One result of Facebook’s grand ambitions is that Google was left without social data. By late 2010, they were readying to collect data in their own way. If they couldn’t get it from Facebook, gosh darn it they would build it themselves. Hence the birth of Google+ about one year later. Google+ was conceived as a “social layer” that would help Google capture data on your likes, interests, and connections. The concept of “circles,” a cornerstone of Google+, is actually a thinly-veiled attempt at getting you to divide the people in your life into convenient groupings so that Google can serve better recommendations and, of course, more relevant ads.
Now that Google is slowly gaining information about you – much of it by forcing Google+ on its users in various ways – it is getting closer to being able to serve those personalized search results they’ve been after since 2010. But since Facebook is the only social network with a trove of social data large enough to have a meaningful impact on Google’s search results, they need to wait until Google+ reaches a similar scale. That could take time, especially since Google+ hasn’t caught on quite as well as the company had hoped. In the meantime, the social data Google+ does possess right now has begun to influence the search results, but not in a tremendous way.

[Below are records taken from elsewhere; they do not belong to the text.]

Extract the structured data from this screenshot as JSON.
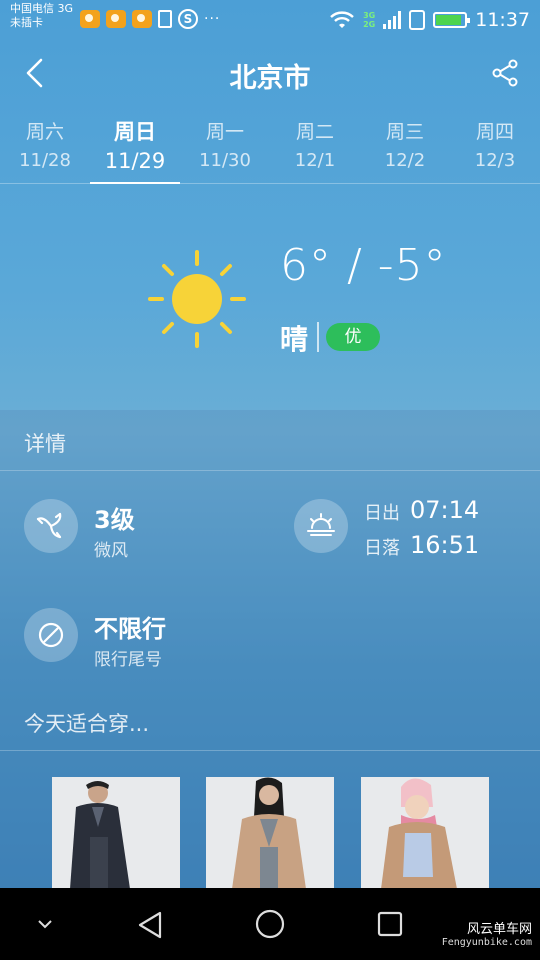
{
  "status_bar": {
    "carrier_line1": "中国电信 3G",
    "carrier_line2": "未插卡",
    "network_top": "3G",
    "network_bottom": "2G",
    "time": "11:37",
    "battery_level": 0.9
  },
  "header": {
    "city": "北京市",
    "back_icon": "chevron-left-icon",
    "share_icon": "share-icon"
  },
  "days": [
    {
      "name": "周六",
      "date": "11/28",
      "active": false
    },
    {
      "name": "周日",
      "date": "11/29",
      "active": true
    },
    {
      "name": "周一",
      "date": "11/30",
      "active": false
    },
    {
      "name": "周二",
      "date": "12/1",
      "active": false
    },
    {
      "name": "周三",
      "date": "12/2",
      "active": false
    },
    {
      "name": "周四",
      "date": "12/3",
      "active": false
    }
  ],
  "weather": {
    "temperature": "6° / -5°",
    "condition": "晴",
    "aqi": "优",
    "aqi_color": "#2dbe5b",
    "sun_color": "#f7d338"
  },
  "details": {
    "title": "详情",
    "wind": {
      "level": "3级",
      "desc": "微风",
      "icon": "wind-icon"
    },
    "sun": {
      "sunrise_label": "日出",
      "sunrise": "07:14",
      "sunset_label": "日落",
      "sunset": "16:51",
      "icon": "sunrise-icon"
    },
    "traffic": {
      "status": "不限行",
      "desc": "限行尾号",
      "icon": "no-restriction-icon"
    }
  },
  "clothing": {
    "title": "今天适合穿...",
    "items": [
      "man-coat-photo",
      "woman-coat-photo",
      "child-coat-photo"
    ]
  },
  "watermark": {
    "line1": "风云单车网",
    "line2": "Fengyunbike.com"
  }
}
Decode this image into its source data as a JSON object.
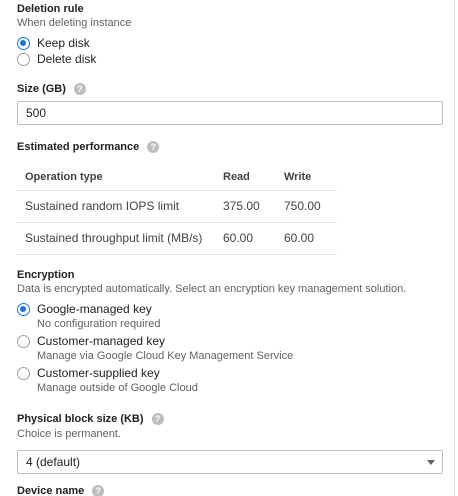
{
  "deletion_rule": {
    "title": "Deletion rule",
    "subtitle": "When deleting instance",
    "options": [
      {
        "label": "Keep disk",
        "selected": true
      },
      {
        "label": "Delete disk",
        "selected": false
      }
    ]
  },
  "size": {
    "label": "Size (GB)",
    "value": "500",
    "help_icon": "help-icon"
  },
  "performance": {
    "title": "Estimated performance",
    "columns": [
      "Operation type",
      "Read",
      "Write"
    ],
    "rows": [
      {
        "operation": "Sustained random IOPS limit",
        "read": "375.00",
        "write": "750.00"
      },
      {
        "operation": "Sustained throughput limit (MB/s)",
        "read": "60.00",
        "write": "60.00"
      }
    ]
  },
  "encryption": {
    "title": "Encryption",
    "subtitle": "Data is encrypted automatically. Select an encryption key management solution.",
    "options": [
      {
        "label": "Google-managed key",
        "description": "No configuration required",
        "selected": true
      },
      {
        "label": "Customer-managed key",
        "description": "Manage via Google Cloud Key Management Service",
        "selected": false
      },
      {
        "label": "Customer-supplied key",
        "description": "Manage outside of Google Cloud",
        "selected": false
      }
    ]
  },
  "block_size": {
    "label": "Physical block size (KB)",
    "subtitle": "Choice is permanent.",
    "selected": "4 (default)"
  },
  "device_name": {
    "label": "Device name"
  },
  "colors": {
    "accent": "#1a73e8",
    "text": "#212121",
    "secondary_text": "#616161",
    "border": "#bdbdbd"
  }
}
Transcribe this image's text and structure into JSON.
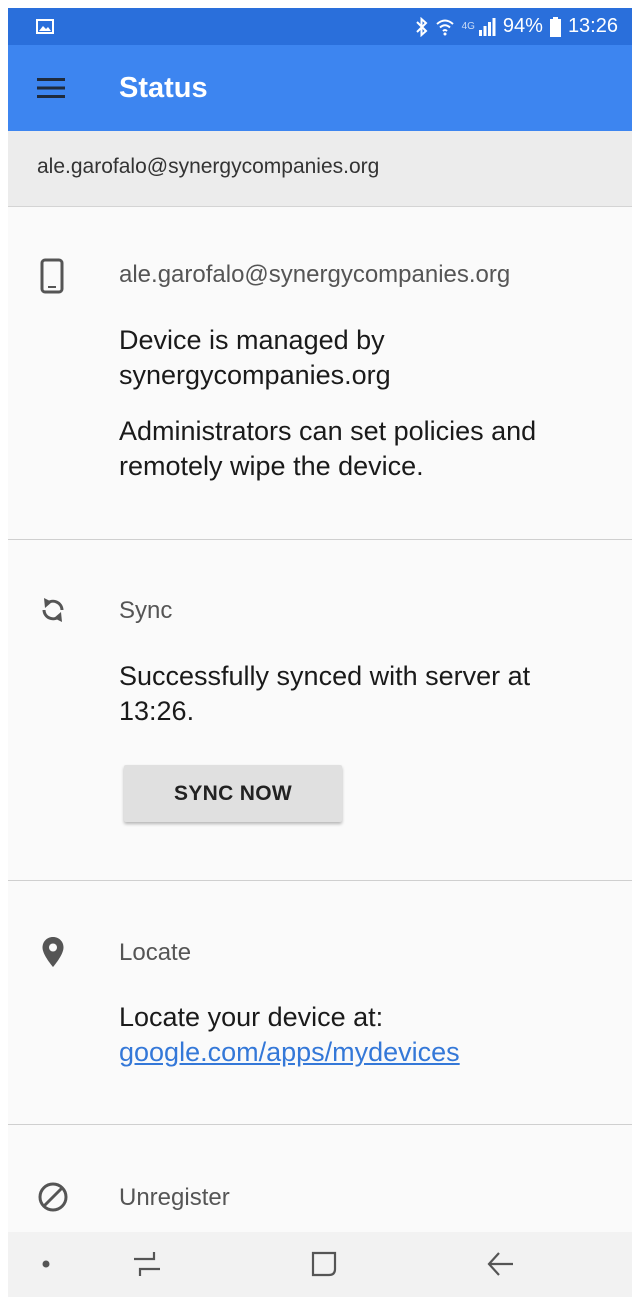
{
  "status_bar": {
    "network": "4G",
    "battery": "94%",
    "time": "13:26"
  },
  "app_bar": {
    "title": "Status"
  },
  "account_header": {
    "email": "ale.garofalo@synergycompanies.org"
  },
  "device_section": {
    "icon": "phone-icon",
    "title": "ale.garofalo@synergycompanies.org",
    "managed_text": "Device is managed by synergycompanies.org",
    "policy_text": "Administrators can set policies and remotely wipe the device."
  },
  "sync_section": {
    "icon": "sync-icon",
    "title": "Sync",
    "status_text": "Successfully synced with server at 13:26.",
    "button_label": "SYNC NOW"
  },
  "locate_section": {
    "icon": "location-pin-icon",
    "title": "Locate",
    "text": "Locate your device at: ",
    "link": "google.com/apps/mydevices"
  },
  "unregister_section": {
    "icon": "block-icon",
    "title": "Unregister"
  },
  "nav_bar": {
    "items": [
      "dot-icon",
      "recent-apps-icon",
      "home-icon",
      "back-icon"
    ]
  },
  "colors": {
    "status_bar": "#2a6fdb",
    "app_bar": "#3d85f0",
    "link": "#3478d8",
    "background": "#fafafa"
  }
}
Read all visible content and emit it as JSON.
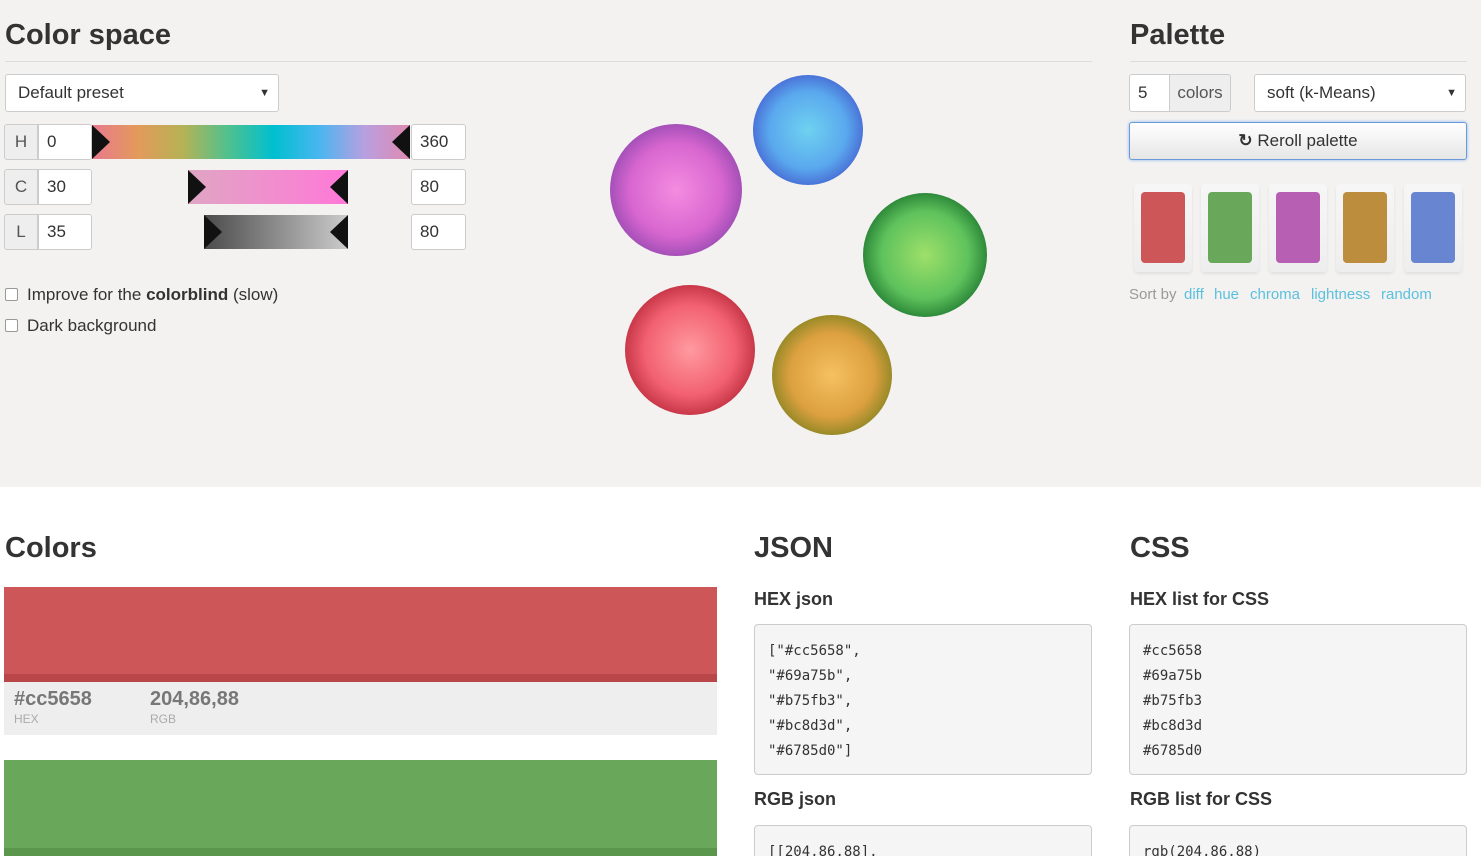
{
  "color_space": {
    "title": "Color space",
    "preset": "Default preset",
    "h": {
      "label": "H",
      "min": "0",
      "max": "360"
    },
    "c": {
      "label": "C",
      "min": "30",
      "max": "80"
    },
    "l": {
      "label": "L",
      "min": "35",
      "max": "80"
    },
    "colorblind_pre": "Improve for the ",
    "colorblind_bold": "colorblind",
    "colorblind_post": " (slow)",
    "dark_background": "Dark background"
  },
  "palette": {
    "title": "Palette",
    "count": "5",
    "count_unit": "colors",
    "mode": "soft (k-Means)",
    "reroll": "Reroll palette",
    "swatches": [
      "#cc5658",
      "#69a75b",
      "#b75fb3",
      "#bc8d3d",
      "#6785d0"
    ],
    "sort_by": "Sort by",
    "sort_options": [
      "diff",
      "hue",
      "chroma",
      "lightness",
      "random"
    ]
  },
  "colors": {
    "title": "Colors",
    "items": [
      {
        "hex": "#cc5658",
        "rgb": "204,86,88",
        "hex_label": "HEX",
        "rgb_label": "RGB"
      }
    ]
  },
  "json": {
    "title": "JSON",
    "hex_title": "HEX json",
    "hex_lines": [
      "[\"#cc5658\",",
      "\"#69a75b\",",
      "\"#b75fb3\",",
      "\"#bc8d3d\",",
      "\"#6785d0\"]"
    ],
    "rgb_title": "RGB json",
    "rgb_lines": [
      "[[204,86,88],"
    ]
  },
  "css": {
    "title": "CSS",
    "hex_title": "HEX list for CSS",
    "hex_lines": [
      "#cc5658",
      "#69a75b",
      "#b75fb3",
      "#bc8d3d",
      "#6785d0"
    ],
    "rgb_title": "RGB list for CSS",
    "rgb_lines": [
      "rgb(204,86,88)"
    ]
  }
}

Google+ is the only social media site that impacts Google’s search results today. You can benefit by getting people to add your company’s Google+ page to their circles, as well as by having them +1 your content, both in the search results and via the +1 widget on websites throughout the Internet. Google’s algorithm has depended almost solely on links and title tags for over a decade, and soon social media will play a larger role. But not yet.